Nuclear Fusor Science Project

Hello! My name is Nataly and I am in the 7th grade. I was reading your biography and it was really impressive! I am really interested in being a Nuclear Engineer when I grow up. This year for my Science fair I am interested in making a Nuclear fuser. Are there any tips or advice that you could give me?

Thank you and have a great day,

Nataly
posted by Nataly, Winder,GA on January 7, 2014

Answer by Ms. Sara Dolatshahi

I am sorry for the late response Nataly - I hope I am not too late.  

First off, I'd like to say that I am honored by your question and excited to see that you are interested in becoming a nuclear Engineer.  Engineering is a rewarding career.  It builds a strong foundation for anything you choose to do with it later in life. I chose to use my nuclear engineering background to help me run a nuclear power plant to produce electricity; a leadership role rather than research and development or academic one.  

Your science fair topic on a nuclear fusor is an intriguing topic, which unfortunately, I haven't had a chance to get involved in much.

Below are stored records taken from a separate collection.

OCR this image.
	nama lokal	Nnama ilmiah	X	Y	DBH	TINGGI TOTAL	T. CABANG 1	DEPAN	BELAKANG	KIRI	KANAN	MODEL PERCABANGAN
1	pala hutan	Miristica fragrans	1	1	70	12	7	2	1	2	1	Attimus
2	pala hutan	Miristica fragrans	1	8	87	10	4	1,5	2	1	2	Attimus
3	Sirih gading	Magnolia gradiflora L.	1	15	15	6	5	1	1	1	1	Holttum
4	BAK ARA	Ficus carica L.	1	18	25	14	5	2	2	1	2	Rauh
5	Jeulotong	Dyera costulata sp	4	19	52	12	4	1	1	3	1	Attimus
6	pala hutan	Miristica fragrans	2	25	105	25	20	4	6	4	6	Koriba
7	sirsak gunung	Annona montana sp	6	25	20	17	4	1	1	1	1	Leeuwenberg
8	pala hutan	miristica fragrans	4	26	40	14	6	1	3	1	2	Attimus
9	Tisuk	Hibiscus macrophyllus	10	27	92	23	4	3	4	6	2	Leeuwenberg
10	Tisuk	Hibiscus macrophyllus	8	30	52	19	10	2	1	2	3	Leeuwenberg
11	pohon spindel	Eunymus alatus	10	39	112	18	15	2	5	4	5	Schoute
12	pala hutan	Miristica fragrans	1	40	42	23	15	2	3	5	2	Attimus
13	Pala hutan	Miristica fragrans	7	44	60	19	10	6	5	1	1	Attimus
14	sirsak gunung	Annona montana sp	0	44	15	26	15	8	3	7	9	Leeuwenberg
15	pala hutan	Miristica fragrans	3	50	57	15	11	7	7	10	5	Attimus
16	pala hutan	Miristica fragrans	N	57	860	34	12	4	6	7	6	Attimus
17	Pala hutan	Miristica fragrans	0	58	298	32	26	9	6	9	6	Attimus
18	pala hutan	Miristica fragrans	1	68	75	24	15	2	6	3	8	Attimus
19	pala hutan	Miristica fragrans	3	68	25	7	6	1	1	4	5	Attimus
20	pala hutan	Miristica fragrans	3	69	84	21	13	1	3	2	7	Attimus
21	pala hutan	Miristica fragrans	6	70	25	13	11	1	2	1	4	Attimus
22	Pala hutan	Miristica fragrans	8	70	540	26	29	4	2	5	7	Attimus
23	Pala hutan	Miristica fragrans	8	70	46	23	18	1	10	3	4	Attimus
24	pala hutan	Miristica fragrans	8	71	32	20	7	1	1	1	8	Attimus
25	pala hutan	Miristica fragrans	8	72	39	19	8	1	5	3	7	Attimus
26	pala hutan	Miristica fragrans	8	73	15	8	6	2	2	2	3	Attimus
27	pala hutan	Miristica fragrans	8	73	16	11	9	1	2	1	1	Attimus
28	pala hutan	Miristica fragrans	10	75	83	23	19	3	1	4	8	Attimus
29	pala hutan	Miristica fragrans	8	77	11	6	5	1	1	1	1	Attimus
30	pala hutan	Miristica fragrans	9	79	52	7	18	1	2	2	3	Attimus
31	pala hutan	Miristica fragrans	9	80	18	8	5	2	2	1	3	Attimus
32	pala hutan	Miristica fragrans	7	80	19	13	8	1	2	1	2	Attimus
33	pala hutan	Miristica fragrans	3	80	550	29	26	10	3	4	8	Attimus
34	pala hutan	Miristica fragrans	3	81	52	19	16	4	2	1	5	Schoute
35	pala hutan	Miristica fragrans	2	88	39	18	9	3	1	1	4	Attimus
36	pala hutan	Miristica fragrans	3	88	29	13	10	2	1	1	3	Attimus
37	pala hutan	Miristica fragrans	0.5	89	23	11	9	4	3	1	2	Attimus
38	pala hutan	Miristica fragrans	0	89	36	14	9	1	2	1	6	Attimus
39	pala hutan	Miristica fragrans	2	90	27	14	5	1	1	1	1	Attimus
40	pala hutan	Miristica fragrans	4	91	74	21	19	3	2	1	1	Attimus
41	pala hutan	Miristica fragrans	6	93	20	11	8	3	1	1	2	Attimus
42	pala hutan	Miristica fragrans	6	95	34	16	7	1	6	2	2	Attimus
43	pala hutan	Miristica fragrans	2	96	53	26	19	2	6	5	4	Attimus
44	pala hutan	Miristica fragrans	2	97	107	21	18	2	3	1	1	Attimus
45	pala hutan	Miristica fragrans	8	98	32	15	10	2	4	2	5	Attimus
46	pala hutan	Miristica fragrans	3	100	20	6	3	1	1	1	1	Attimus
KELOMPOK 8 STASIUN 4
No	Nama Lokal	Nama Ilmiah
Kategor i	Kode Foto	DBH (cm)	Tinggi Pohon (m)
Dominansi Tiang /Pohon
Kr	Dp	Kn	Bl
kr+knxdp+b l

In a nuclear reactor we currently use a process called fission (as oppose to fusion), which is splitting a nucleus of a uranium fuel using neutrons to make electricity.  In fusion, the process is opposite.  The nucleus of two light atoms are fused together to produce a heavier atom and large amount of energy.  However, the fusion process has not yet been developed enough to use it on a large industrial scale. 

There are many good websites and publications that can help you learn more about fusion in general like: 

  • fusionfuture.net
  • US Department of Energy website on fusion
  • Plasma Science and Fusion Center(PSFC) at the Massachusetts Institute of Technology has good publications on plasma physics and nuclear fusion.  
  • coldfusionnow.org
  • And of course Wikipedia. 

Also, please note that there is still a lot of research that needs to be completed in this area before we can use them on a large scale.  We need people like yourself to help with this research and to make it happen - it is an exciting field. 

Please keep up your excellent work and feel free to send me a note if you have any other questions.